Thea Mottram is having a bad month. Her husband of nearly twenty years has just left her for one of her friends, and she is let go from her office job–on Valentine’s Day, of all days. Bewildered and completely lost, Thea doesn’t know what to do. But when she learns that a distant great uncle in Scotland has passed away, leaving her his home and a hefty antique book collection, she decides to leave Sussex for a few weeks. Escaping to a small coastal town where no one knows her seems to be exactly what she needs.
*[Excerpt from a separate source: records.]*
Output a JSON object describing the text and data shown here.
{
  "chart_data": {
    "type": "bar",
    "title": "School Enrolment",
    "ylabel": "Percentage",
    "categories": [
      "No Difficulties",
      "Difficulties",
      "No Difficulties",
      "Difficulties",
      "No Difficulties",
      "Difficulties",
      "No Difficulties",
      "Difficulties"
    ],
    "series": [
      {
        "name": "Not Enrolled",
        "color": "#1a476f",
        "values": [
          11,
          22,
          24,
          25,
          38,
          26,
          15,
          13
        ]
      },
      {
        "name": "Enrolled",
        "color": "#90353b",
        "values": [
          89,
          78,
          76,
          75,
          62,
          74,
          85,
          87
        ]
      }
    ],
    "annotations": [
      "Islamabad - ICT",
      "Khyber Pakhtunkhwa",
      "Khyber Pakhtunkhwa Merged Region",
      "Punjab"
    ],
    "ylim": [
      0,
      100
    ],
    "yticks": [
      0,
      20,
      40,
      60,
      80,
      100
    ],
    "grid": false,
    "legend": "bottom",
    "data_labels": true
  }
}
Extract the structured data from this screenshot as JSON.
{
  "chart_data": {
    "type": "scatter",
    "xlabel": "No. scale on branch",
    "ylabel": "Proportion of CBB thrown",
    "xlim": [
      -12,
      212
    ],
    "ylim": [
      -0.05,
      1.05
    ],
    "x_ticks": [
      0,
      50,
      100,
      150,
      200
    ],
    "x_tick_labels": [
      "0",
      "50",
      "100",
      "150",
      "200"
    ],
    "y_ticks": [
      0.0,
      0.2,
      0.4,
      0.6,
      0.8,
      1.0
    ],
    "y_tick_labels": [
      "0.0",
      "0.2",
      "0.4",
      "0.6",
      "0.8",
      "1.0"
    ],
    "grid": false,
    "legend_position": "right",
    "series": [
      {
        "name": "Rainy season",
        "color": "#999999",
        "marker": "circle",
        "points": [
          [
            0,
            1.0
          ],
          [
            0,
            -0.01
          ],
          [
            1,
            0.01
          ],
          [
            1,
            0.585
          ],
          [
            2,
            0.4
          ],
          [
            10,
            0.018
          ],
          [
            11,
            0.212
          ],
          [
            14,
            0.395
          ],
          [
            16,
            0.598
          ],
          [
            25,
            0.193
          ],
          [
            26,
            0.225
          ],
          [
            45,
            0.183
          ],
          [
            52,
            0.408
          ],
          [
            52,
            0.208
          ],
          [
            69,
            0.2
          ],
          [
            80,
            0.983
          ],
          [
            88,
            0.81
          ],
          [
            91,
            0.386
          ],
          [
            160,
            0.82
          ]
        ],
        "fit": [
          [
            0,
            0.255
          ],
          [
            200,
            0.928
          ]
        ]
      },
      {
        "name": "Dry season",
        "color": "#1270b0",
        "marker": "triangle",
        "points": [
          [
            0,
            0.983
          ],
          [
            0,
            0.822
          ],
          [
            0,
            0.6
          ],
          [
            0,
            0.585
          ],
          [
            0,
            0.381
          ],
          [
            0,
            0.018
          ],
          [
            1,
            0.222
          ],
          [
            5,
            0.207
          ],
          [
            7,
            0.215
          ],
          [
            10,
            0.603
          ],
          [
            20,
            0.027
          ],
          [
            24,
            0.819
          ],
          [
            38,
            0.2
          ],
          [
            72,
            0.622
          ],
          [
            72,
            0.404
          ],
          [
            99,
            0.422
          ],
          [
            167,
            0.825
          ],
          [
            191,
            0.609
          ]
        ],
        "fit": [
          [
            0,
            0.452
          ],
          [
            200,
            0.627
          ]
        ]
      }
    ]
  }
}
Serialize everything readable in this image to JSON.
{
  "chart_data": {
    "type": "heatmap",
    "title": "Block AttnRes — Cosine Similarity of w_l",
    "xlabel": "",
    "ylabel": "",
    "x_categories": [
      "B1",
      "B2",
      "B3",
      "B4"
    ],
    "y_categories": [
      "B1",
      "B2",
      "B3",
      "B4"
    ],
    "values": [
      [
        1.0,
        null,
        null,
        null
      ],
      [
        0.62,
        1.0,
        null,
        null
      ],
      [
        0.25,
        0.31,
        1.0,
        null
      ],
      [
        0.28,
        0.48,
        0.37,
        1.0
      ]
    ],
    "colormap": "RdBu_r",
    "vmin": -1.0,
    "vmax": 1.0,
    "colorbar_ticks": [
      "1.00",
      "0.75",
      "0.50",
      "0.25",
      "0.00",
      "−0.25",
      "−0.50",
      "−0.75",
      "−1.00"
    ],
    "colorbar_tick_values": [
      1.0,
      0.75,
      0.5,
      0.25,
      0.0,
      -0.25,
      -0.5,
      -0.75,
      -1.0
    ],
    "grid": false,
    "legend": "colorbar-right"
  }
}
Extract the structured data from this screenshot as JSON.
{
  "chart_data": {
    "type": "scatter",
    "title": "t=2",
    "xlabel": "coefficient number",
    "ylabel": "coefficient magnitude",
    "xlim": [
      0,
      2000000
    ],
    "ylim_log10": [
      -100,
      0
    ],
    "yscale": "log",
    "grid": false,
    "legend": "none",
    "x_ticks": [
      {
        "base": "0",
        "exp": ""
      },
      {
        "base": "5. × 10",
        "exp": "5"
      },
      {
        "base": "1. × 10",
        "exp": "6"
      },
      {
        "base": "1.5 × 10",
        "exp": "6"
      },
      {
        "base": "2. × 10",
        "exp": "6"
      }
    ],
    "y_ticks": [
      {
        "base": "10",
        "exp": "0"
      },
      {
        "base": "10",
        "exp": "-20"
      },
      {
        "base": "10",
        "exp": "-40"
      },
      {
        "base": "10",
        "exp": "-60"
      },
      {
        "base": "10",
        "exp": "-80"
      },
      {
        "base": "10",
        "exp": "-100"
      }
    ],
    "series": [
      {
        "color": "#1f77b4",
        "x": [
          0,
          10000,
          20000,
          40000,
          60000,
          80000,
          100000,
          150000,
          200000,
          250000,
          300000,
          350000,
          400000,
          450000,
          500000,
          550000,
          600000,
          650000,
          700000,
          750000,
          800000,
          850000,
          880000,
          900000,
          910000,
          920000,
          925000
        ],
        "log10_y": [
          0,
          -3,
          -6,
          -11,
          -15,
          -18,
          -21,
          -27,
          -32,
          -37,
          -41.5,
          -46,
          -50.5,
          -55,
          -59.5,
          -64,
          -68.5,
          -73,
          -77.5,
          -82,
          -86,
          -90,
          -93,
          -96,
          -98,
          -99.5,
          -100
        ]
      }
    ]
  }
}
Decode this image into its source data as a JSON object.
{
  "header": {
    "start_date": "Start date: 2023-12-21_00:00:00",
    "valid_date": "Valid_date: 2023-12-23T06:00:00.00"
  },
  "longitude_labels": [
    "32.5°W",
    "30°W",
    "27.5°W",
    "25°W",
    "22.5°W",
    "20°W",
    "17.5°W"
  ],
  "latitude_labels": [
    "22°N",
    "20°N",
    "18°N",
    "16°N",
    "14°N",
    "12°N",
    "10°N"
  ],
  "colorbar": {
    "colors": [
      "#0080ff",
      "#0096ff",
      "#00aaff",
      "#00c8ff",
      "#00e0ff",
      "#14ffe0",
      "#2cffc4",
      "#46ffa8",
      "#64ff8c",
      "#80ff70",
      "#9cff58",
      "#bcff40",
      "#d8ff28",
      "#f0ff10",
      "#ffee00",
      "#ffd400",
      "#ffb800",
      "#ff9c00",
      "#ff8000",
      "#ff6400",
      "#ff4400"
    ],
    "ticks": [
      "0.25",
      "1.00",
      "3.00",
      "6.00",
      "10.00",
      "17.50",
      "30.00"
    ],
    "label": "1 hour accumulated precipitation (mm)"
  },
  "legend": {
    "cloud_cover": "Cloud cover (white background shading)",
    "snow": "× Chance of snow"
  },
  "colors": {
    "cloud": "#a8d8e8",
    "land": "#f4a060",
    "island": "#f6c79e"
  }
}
Almost instantly, Thea becomes enamored with the quaint cottage, comforted by its cozy rooms and shaggy, tulip-covered lawn. The locals in nearby Baldochrie are just as warm, quirky, and inviting. The only person she can’t seem to win over is bookshop owner Edward Maltravers, to whom she hopes to sell her uncle’s antique novel collection. His gruff attitude–fueled by an infamous, long-standing feud with his brother, a local lord–tests Thea’s patience. But bickering with Edward proves oddly refreshing and exciting, leading Thea to develop feelings she hasn’t felt in a long time. As she follows a thrilling yet terrifying impulse to stay in Scotland indefinitely, Thea realizes that her new life may quickly become just as complicated as the one she was running from.

When Thea discovers that her husband has been cheating on her with her close friend, her carefully ordered life falls apart. And when said husband and said friend declare their intention to start a life together, Thea moves out of her house, packs her belongings, and has to figure out what’s next.

Answers are provided by the news that a distant relative, a great-uncle she barely knew, has left his Scottish home to her, along with a nice sum of money to go with it. At loose ends, Thea heads to Scotland to see the property and decide what to do with it, intending to spend at most a few weeks assessing the place and making plans to sell it.

She doesn’t count on how lovely the place is, or how charming the small village nearby. Uncle Andrew left behind an impressive book collection, including many rare and valuable editions, so Thea contacts the local bookseller, a grumpy man named Edward, to arrange to sell some of the books. Edward is indeed grumpy, but he’s also quite engaging and very attractive, not to mention being the estranged brother of the lord whose estate borders Thea’s new home. All in all, Thea finds him fascinating, and they develop an easy rapport, only enhanced once she takes on a job working in Edward’s bookstore.

As the months pass, Thea finds herself falling into a comfortable rhythm in her new home, but she’s still not over the betrayal of her marriage and the sense of self-doubt it’s left her with. Still, as she gets to know Edward, she eventually realizes that life may have a few surprises left for her… even the possibility of a new romance.

It’s refreshing to read a book about love between mature adults, and also a nice change to have a lead character be a woman in her mid-40s. Thea is lovely, but she’s experienced and not naive, and feels that the romantic part of her life is over with, now that her husband has left her. She doesn’t expect to find new opportunities or to have a dashing local find her attractive, and she certainly doesn’t expect that this little town in Scotland may turn out to be a place where she’ll find happiness.

The Bookshop of Second Chances is a lovely, engaging read. The dialogue is often quite funny, and Thea herself is a delightfully practical, blunt-speaking, and intelligent character to spend time with. The dynamics between Edward and his brother Charles are fraught, silly, and often humorous, but there are also some real issues there to navigate, and it was interesting to see those play out.

The main romantic storyline between Thea and Edward is well-paced, as she spends a great deal of the book not looking for more than friendship while she heals from the pain of her marriage and learns to trust and be optimistic again.

All in all, this is a sweet, entertaining, and thoughtful take on finding new purpose and new love in middle age. I really enjoyed it, and recommend it heartily!